All of those nefarious deeds that you read about in the paper every day: those are your tax dollars at work.
It’s your money that allows for government agents to spy on your
emails, your phone calls, your text messages, and your movements. It’s
your money that allows out-of-control police officers to burst into
innocent people’s homes, or probe and strip search motorists on the side
of the road. And it’s your money that leads to innocent Americans
across the country being prosecuted for innocuous activities such as
raising chickens at home, growing vegetable gardens, and trying to live
off the grid.
Just remember the next time you see a news story that makes your
blood boil, whether it’s a police officer arresting someone for filming
them in public, or a child being kicked out of school for shooting an
imaginary arrow, or a homeowner being threatened with fines for building
a pond in his backyard, remember that it is your tax dollars that are paying for these injustices.
So what are you going to do about it?
There was a time in our history when our forebears said “enough is
enough” and stopped paying their taxes to what they considered an
illegitimate government. They stood their ground and refused to support a
system that was slowly choking out any attempts at self-governance, and
which refused to be held accountable for its crimes against the people.
Their resistance sowed the seeds for the revolution that would follow.

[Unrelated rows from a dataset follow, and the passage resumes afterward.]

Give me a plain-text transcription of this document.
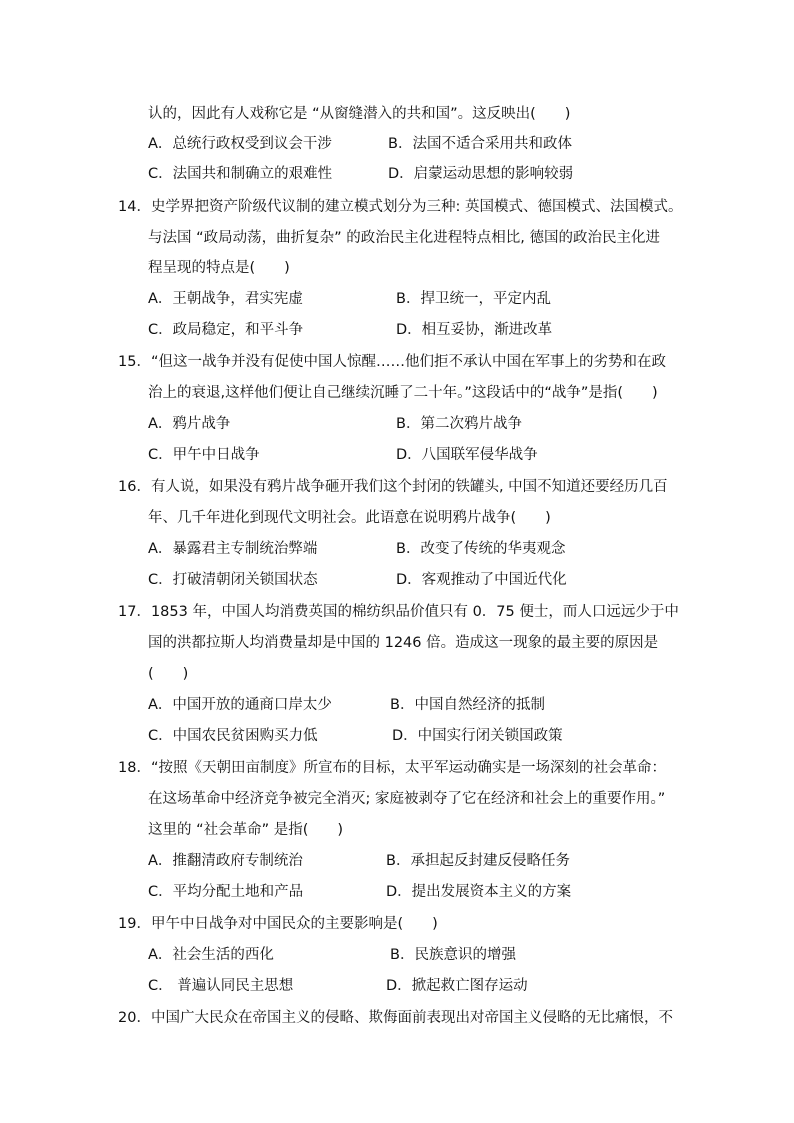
认的，因此有人戏称它是 “从窗缝潜入的共和国”。这反映出(　　)
A．总统行政权受到议会干涉	B．法国不适合采用共和政体
C．法国共和制确立的艰难性	D．启蒙运动思想的影响较弱
14．史学界把资产阶级代议制的建立模式划分为三种: 英国模式、德国模式、法国模式。
与法国 “政局动荡，曲折复杂” 的政治民主化进程特点相比, 德国的政治民主化进
程呈现的特点是(　　)
A．王朝战争，君实宪虚	B．捍卫统一，平定内乱
C．政局稳定，和平斗争	D．相互妥协，渐进改革
15．“但这一战争并没有促使中国人惊醒……他们拒不承认中国在军事上的劣势和在政
治上的衰退,这样他们便让自己继续沉睡了二十年。”这段话中的“战争”是指(　　)
A．鸦片战争	B．第二次鸦片战争
C．甲午中日战争	D．八国联军侵华战争
16．有人说，如果没有鸦片战争砸开我们这个封闭的铁罐头, 中国不知道还要经历几百
年、几千年进化到现代文明社会。此语意在说明鸦片战争(　　)
A．暴露君主专制统治弊端	B．改变了传统的华夷观念
C．打破清朝闭关锁国状态	D．客观推动了中国近代化
17．1853 年，中国人均消费英国的棉纺织品价值只有 0．75 便士，而人口远远少于中
国的洪都拉斯人均消费量却是中国的 1246 倍。造成这一现象的最主要的原因是
(　　)
A．中国开放的通商口岸太少	B．中国自然经济的抵制
C．中国农民贫困购买力低	D．中国实行闭关锁国政策
18．“按照《天朝田亩制度》所宣布的目标，太平军运动确实是一场深刻的社会革命：
在这场革命中经济竞争被完全消灭; 家庭被剥夺了它在经济和社会上的重要作用。”
这里的 “社会革命” 是指(　　)
A．推翻清政府专制统治	B．承担起反封建反侵略任务
C．平均分配土地和产品	D．提出发展资本主义的方案
19．甲午中日战争对中国民众的主要影响是(　　)
A．社会生活的西化	B．民族意识的增强
C． 普遍认同民主思想	D．掀起救亡图存运动
20．中国广大民众在帝国主义的侵略、欺侮面前表现出对帝国主义侵略的无比痛恨，不
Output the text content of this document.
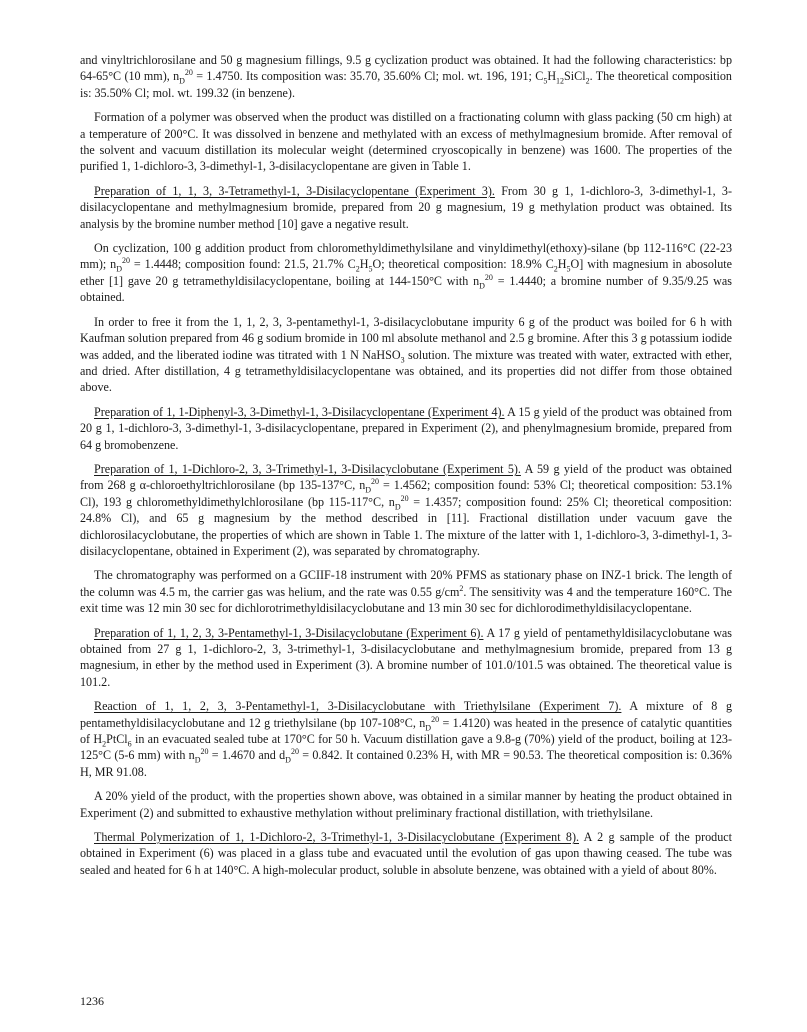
and vinyltrichlorosilane and 50 g magnesium fillings, 9.5 g cyclization product was obtained. It had the following characteristics: bp 64-65°C (10 mm), $n_D^{20} = 1.4750$. Its composition was: 35.70, 35.60% Cl; mol. wt. 196, 191; $C_5H_{12}SiCl_2$. The theoretical composition is: 35.50% Cl; mol. wt. 199.32 (in benzene).

Formation of a polymer was observed when the product was distilled on a fractionating column with glass packing (50 cm high) at a temperature of 200°C. It was dissolved in benzene and methylated with an excess of methylmagnesium bromide. After removal of the solvent and vacuum distillation its molecular weight (determined cryoscopically in benzene) was 1600. The properties of the purified 1, 1-dichloro-3, 3-dimethyl-1, 3-disilacyclopentane are given in Table 1.

Preparation of 1, 1, 3, 3-Tetramethyl-1, 3-Disilacyclopentane (Experiment 3). From 30 g 1, 1-dichloro-3, 3-dimethyl-1, 3-disilacyclopentane and methylmagnesium bromide, prepared from 20 g magnesium, 19 g methylation product was obtained. Its analysis by the bromine number method [10] gave a negative result.

On cyclization, 100 g addition product from chloromethyldimethylsilane and vinyldimethyl(ethoxy)-silane (bp 112-116°C (22-23 mm); $n_D^{20} = 1.4448$; composition found: 21.5, 21.7% $C_2H_5O$; theoretical composition: 18.9% $C_2H_5O$] with magnesium in abosolute ether [1] gave 20 g tetramethyldisilacyclopentane, boiling at 144-150°C with $n_D^{20} = 1.4440$; a bromine number of 9.35/9.25 was obtained.

In order to free it from the 1, 1, 2, 3, 3-pentamethyl-1, 3-disilacyclobutane impurity 6 g of the product was boiled for 6 h with Kaufman solution prepared from 46 g sodium bromide in 100 ml absolute methanol and 2.5 g bromine. After this 3 g potassium iodide was added, and the liberated iodine was titrated with 1 N NaHSO$_3$ solution. The mixture was treated with water, extracted with ether, and dried. After distillation, 4 g tetramethyldisilacyclopentane was obtained, and its properties did not differ from those obtained above.

Preparation of 1, 1-Diphenyl-3, 3-Dimethyl-1, 3-Disilacyclopentane (Experiment 4). A 15 g yield of the product was obtained from 20 g 1, 1-dichloro-3, 3-dimethyl-1, 3-disilacyclopentane, prepared in Experiment (2), and phenylmagnesium bromide, prepared from 64 g bromobenzene.

Preparation of 1, 1-Dichloro-2, 3, 3-Trimethyl-1, 3-Disilacyclobutane (Experiment 5). A 59 g yield of the product was obtained from 268 g α-chloroethyltrichlorosilane (bp 135-137°C, $n_D^{20} = 1.4562$; composition found: 53% Cl; theoretical composition: 53.1% Cl), 193 g chloromethyldimethylchlorosilane (bp 115-117°C, $n_D^{20} = 1.4357$; composition found: 25% Cl; theoretical composition: 24.8% Cl), and 65 g magnesium by the method described in [11]. Fractional distillation under vacuum gave the dichlorosilacyclobutane, the properties of which are shown in Table 1. The mixture of the latter with 1, 1-dichloro-3, 3-dimethyl-1, 3-disilacyclopentane, obtained in Experiment (2), was separated by chromatography.

The chromatography was performed on a GCIIF-18 instrument with 20% PFMS as stationary phase on INZ-1 brick. The length of the column was 4.5 m, the carrier gas was helium, and the rate was 0.55 $g/cm^2$. The sensitivity was 4 and the temperature 160°C. The exit time was 12 min 30 sec for dichlorotrimethyldisilacyclobutane and 13 min 30 sec for dichlorodimethyldisilacyclopentane.

Preparation of 1, 1, 2, 3, 3-Pentamethyl-1, 3-Disilacyclobutane (Experiment 6). A 17 g yield of pentamethyldisilacyclobutane was obtained from 27 g 1, 1-dichloro-2, 3, 3-trimethyl-1, 3-disilacyclobutane and methylmagnesium bromide, prepared from 13 g magnesium, in ether by the method used in Experiment (3). A bromine number of 101.0/101.5 was obtained. The theoretical value is 101.2.

Reaction of 1, 1, 2, 3, 3-Pentamethyl-1, 3-Disilacyclobutane with Triethylsilane (Experiment 7). A mixture of 8 g pentamethyldisilacyclobutane and 12 g triethylsilane (bp 107-108°C, $n_D^{20} = 1.4120$) was heated in the presence of catalytic quantities of $H_2PtCl_6$ in an evacuated sealed tube at 170°C for 50 h. Vacuum distillation gave a 9.8-g (70%) yield of the product, boiling at 123-125°C (5-6 mm) with $n_D^{20} = 1.4670$ and $d_D^{20} = 0.842$. It contained 0.23% H, with MR = 90.53. The theoretical composition is: 0.36% H, MR 91.08.

A 20% yield of the product, with the properties shown above, was obtained in a similar manner by heating the product obtained in Experiment (2) and submitted to exhaustive methylation without preliminary fractional distillation, with triethylsilane.

Thermal Polymerization of 1, 1-Dichloro-2, 3-Trimethyl-1, 3-Disilacyclobutane (Experiment 8). A 2 g sample of the product obtained in Experiment (6) was placed in a glass tube and evacuated until the evolution of gas upon thawing ceased. The tube was sealed and heated for 6 h at 140°C. A high-molecular product, soluble in absolute benzene, was obtained with a yield of about 80%.

1236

Unfortunately, in the 200-plus years since we established our own
government, we’ve let bankers, turncoats and number-crunching
bureaucrats muddy the waters and pilfer the accounts to such an extent
that we’re back where we started.
Once again, we’ve got a despotic regime with an imperial ruler doing as they please.
Once again, we’ve got a judicial system insisting we have no rights
under a government which demands that the people march in lockstep with
its dictates.
And once again, we’ve got to decide whether we’ll keep marching or break stride and make a turn toward freedom.
But what if we didn’t just pull out our pocketbooks and pony up to
the federal government’s outrageous demands for more money? What if we
didn’t just dutifully line up to drop our hard-earned dollars into the
collection bucket, no questions asked about how it will be spent? What
if, instead of quietly sending in our checks, hoping vainly for some
meager return, we did a little calculating of our own and started
deducting from our taxes those programs that we refuse to support?
If we don’t have the right to decide what happens to our hard-earned
cash, then we don’t have very many rights at all. If they can just take
from you what they want, when they want, and then use it however they
want, you can’t claim to be anything more than a serf in a land they
think of as theirs.
This was the case in the colonial era, and it’s the case once again.